听她终于亮出了那人的名字,迹部反倒皱了皱眉,却也只是片刻而已。
“原来如此,忍足家族也和这事有关系。”
“真要说起来,若不是我生日那天你把她带到我的房间,我怕是得和这个小女孩擦肩而过了。”
“她并不是本大爷送给你的礼物,浅川。”
“你别忘了,这对于你我而言都是福音,景吾。”
“福音?”
“你们和宫崎商社最近在港未来的QM竞标问题上闹得有些不愉快,我是知道的。”
迹部定睛注视着她优雅娴静的笑容,忽然嗤笑了一声。他将没端茶盅的左手撑在身后,在榻榻米上找了个更为闲适的坐姿。
“浅川,你似乎搞错了一件事。”
“什么?”
“关于柏木真言的这件事,别说是本大爷,就连我父亲都清楚得很。早在她出生前,我父亲就已经查清了她父母间那些所谓不为人知的秘密了。然而,这么多年过去,他却始终没有将这件事曝光出来,无非是因为宫崎商社那边没有闹出值得我们动用这张牌的动静。

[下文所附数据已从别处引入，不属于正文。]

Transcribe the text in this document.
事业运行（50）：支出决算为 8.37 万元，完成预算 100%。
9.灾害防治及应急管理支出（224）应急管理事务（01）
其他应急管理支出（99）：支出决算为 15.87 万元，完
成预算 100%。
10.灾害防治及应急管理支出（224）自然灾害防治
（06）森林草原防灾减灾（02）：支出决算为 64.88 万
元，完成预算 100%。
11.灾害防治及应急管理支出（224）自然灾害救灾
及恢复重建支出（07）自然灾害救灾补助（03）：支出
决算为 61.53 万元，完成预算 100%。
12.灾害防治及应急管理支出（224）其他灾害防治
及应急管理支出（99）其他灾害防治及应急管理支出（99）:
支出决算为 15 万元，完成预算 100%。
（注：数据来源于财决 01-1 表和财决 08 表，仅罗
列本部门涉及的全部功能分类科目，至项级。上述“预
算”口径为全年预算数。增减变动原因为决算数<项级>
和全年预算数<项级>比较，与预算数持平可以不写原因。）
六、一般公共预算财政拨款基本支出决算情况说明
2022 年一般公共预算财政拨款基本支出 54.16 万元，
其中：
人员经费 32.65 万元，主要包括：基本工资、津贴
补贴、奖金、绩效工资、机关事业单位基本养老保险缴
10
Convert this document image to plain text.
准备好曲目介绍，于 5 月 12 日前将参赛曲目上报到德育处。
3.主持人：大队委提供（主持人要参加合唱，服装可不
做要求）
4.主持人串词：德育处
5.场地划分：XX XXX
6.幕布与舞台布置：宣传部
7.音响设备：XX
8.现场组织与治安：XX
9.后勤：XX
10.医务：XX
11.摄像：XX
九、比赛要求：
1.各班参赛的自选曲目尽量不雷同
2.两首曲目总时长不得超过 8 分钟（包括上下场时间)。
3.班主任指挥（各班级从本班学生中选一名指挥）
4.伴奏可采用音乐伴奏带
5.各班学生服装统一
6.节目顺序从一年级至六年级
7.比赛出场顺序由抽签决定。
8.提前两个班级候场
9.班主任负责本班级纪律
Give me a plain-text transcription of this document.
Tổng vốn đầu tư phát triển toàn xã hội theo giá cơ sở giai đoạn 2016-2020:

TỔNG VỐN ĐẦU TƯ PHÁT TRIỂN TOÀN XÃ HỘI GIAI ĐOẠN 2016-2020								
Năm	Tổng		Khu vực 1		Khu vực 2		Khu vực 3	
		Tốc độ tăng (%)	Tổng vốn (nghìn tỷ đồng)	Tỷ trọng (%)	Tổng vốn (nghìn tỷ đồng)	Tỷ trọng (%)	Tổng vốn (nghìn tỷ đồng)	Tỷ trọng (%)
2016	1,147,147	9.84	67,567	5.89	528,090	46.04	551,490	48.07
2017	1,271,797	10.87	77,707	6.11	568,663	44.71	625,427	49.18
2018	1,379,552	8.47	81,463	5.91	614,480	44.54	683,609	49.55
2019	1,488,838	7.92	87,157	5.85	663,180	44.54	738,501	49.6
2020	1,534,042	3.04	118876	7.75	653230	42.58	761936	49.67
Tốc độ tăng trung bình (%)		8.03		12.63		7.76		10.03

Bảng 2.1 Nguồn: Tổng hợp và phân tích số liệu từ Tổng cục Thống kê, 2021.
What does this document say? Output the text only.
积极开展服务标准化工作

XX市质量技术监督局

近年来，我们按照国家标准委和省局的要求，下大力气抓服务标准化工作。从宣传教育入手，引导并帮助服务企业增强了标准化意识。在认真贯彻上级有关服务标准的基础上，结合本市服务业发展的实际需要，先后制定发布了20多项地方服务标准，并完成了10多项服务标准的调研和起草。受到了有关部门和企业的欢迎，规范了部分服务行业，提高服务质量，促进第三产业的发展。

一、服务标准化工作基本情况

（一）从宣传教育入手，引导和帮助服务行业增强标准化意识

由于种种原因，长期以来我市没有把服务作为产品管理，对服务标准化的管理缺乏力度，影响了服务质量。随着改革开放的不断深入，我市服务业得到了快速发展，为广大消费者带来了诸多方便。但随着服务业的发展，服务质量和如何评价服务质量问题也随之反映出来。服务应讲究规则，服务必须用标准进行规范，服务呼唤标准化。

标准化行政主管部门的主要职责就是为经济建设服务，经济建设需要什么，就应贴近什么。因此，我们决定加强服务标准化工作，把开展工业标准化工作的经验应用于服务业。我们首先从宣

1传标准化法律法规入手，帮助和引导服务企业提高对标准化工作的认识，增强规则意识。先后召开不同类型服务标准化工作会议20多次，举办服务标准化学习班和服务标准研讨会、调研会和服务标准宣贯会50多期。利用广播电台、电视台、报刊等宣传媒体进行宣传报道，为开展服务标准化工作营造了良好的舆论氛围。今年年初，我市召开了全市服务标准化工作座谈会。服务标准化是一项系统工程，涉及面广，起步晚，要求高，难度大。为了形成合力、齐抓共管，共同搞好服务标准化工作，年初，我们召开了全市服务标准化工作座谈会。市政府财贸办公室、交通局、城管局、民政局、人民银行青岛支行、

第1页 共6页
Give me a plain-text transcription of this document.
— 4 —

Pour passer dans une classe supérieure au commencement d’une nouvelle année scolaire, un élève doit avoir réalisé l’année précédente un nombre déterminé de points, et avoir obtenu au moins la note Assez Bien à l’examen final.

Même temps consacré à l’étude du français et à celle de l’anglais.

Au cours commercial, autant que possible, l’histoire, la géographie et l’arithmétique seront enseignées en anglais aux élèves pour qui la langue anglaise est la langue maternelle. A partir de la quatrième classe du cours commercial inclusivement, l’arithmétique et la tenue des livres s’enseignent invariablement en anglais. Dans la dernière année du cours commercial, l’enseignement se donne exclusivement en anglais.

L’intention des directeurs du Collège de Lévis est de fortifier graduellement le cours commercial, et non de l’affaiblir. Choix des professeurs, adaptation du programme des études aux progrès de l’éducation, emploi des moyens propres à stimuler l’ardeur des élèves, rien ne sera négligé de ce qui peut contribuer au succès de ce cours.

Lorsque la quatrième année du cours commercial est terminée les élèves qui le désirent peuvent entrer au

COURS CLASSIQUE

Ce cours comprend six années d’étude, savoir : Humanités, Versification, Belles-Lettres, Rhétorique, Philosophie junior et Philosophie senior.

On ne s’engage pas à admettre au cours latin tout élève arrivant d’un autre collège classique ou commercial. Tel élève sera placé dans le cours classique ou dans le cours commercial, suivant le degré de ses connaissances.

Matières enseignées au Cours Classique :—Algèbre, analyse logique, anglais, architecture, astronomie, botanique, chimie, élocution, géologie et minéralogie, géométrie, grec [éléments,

“既然你现在执意联系媒体,想必也很清楚这件事对于宫崎家康能造成多大的打击。而且我可以很负责任地告诉你,它背后的连带事件对于宫崎财阀的影响比你想象得还要大得多。”他脸上的笑容不减,眼底却是冰冷一片,“既然如此,你认为我们会允许这张牌落在别人手里吗?”
浅川的垂了垂眼,极黑的瞳孔落入两方极浅的茶色。她侧耳倾听着屋外的风声竹声,似是微微出神,说出的话倒是清明的很。
“景吾,你一定会成为顶尖的金融家。”她苍白地笑起来,“看来,我方才是多心了。”
“嗯?”
“我原以为你竭力隐藏这件事的目的不过是单纯地为了保护柏木真言而已。”
迹部微一愣神,然后扬起讥诮的笑容。
“浅川,生活不是偶像剧。”
宛如从画卷中走出的女子没有作声,只是轻轻拉开皮包,将那份文件推给了对面的少年。她掂起一块樱粉色的糕点,轻嗅指尖香甜的气息,眼中忽地露出疲惫的神色来。
“看到你变成这样,我想我差不多能理解清彦对我有多失望了。”
“你错了,浅川。我没有变。”迹部意味深长地道,“不论是七年前还是七年后,我都会做出一样的选择。没有别的理由,只因为本大爷姓迹部。”
“前几天侑士也看到了这份DNA诊断书,他很生气。”
“身为忍足信雄的独子,他也只能天真到二十岁了。还有,”顿了顿,迹部放空目光,脸上的表情平静得可怕,叫人辨不出悲喜,“下定决心要报仇的你,竟然还是这么天真善良。浅川,你痛苦的表情实在是太难看了。”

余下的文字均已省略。